Ces deux études étaient de relativement grande envergure et soulignent toutes deux que la santé rénale est une préoccupation pour les personnes séropositives.
À l’avenir
Même si les résultats de l’étude menée au NIDDK sont intéressants, il importe de noter que les échantillons de sang et d’urine ont été prélevés à un seul moment dans le temps. L’équipe de recherche a besoin de confirmer ses résultats auprès d’une cohorte plus nombreuse de personnes séropositives représentant les deux sexes et une variété de groupes ethnoculturels. Une population suffisante sera nécessaire pour mieux éclairer les facteurs susceptibles de nuire aux reins et d’entraîner une fuite de vitamine C. Au minimum, toute étude exhaustive future devra viser ce qui suit :
- inclusion de personnes utilisant différents schémas thérapeutiques contre le VIH
- inclusion de données sur l’usage d’autres médicaments prescrits ou en vente libre
- inclusion de personnes éprouvant des problèmes cardiométaboliques ou pas
- évaluations pour déterminer l’usage d’alcool et de drogues
- dépistages géniques pour déterminer les risques éventuels de maladies rénales
- données détaillées se rapportant à l’alimentation
- inclusion de personnes atteintes de co-infections virales (telle l’hépatite B ou C)

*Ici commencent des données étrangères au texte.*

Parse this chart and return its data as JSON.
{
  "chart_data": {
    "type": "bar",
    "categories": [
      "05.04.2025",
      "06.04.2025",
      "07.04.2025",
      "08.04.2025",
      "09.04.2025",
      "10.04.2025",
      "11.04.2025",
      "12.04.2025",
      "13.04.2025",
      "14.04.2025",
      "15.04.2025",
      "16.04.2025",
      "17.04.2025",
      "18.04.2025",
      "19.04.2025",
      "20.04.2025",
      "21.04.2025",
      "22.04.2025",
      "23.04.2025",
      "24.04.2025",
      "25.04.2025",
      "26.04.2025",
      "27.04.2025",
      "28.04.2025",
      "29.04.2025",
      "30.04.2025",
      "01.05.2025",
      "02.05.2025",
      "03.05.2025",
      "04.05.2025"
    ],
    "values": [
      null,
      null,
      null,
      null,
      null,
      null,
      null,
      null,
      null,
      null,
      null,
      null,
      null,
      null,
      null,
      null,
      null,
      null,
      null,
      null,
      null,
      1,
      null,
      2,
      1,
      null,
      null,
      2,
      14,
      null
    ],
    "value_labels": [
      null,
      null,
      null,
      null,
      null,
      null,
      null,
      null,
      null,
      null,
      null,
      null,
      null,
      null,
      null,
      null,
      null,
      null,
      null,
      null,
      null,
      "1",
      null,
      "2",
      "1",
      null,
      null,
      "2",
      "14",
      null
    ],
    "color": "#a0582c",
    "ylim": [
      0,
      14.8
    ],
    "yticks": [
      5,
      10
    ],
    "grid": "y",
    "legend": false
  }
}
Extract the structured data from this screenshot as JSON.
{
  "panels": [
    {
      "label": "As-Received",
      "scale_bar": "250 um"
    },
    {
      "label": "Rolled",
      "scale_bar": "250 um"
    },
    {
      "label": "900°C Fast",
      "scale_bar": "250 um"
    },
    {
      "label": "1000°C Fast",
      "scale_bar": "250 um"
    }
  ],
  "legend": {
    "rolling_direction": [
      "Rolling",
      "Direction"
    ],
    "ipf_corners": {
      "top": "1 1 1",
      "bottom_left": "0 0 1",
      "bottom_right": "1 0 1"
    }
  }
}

- données se rapportant aux taux d’inflammation
La collecte de données sur l’éducation, le revenu et l’insécurité alimentaire éventuelle sera également nécessaire.
Comme toutes les études bien conçues de grande envergure, une telle étude exhaustive coûtera cher, et la recherche de fonds et la mise sur pied prendront du temps.
Cette équipe de recherche souhaite également étudier le risque de fuites rénales de vitamine C chez des personnes atteintes du virus de l’hépatite B (notons que le ténofovir agit contre ce virus aussi), ainsi que chez des personnes séronégatives utilisant le ténofovir dans le cadre d’une prophylaxie pré-exposition (PrEP).
Lorsque ses résultats globaux concernant les fuites rénales de vitamine C seront confirmés, l’équipe de recherche pourra mettre à l’épreuve différentes interventions, dont la supplémentation en vitamine C, pour déterminer si elles pourront rétablir des taux de vitamine C normaux dans le sang.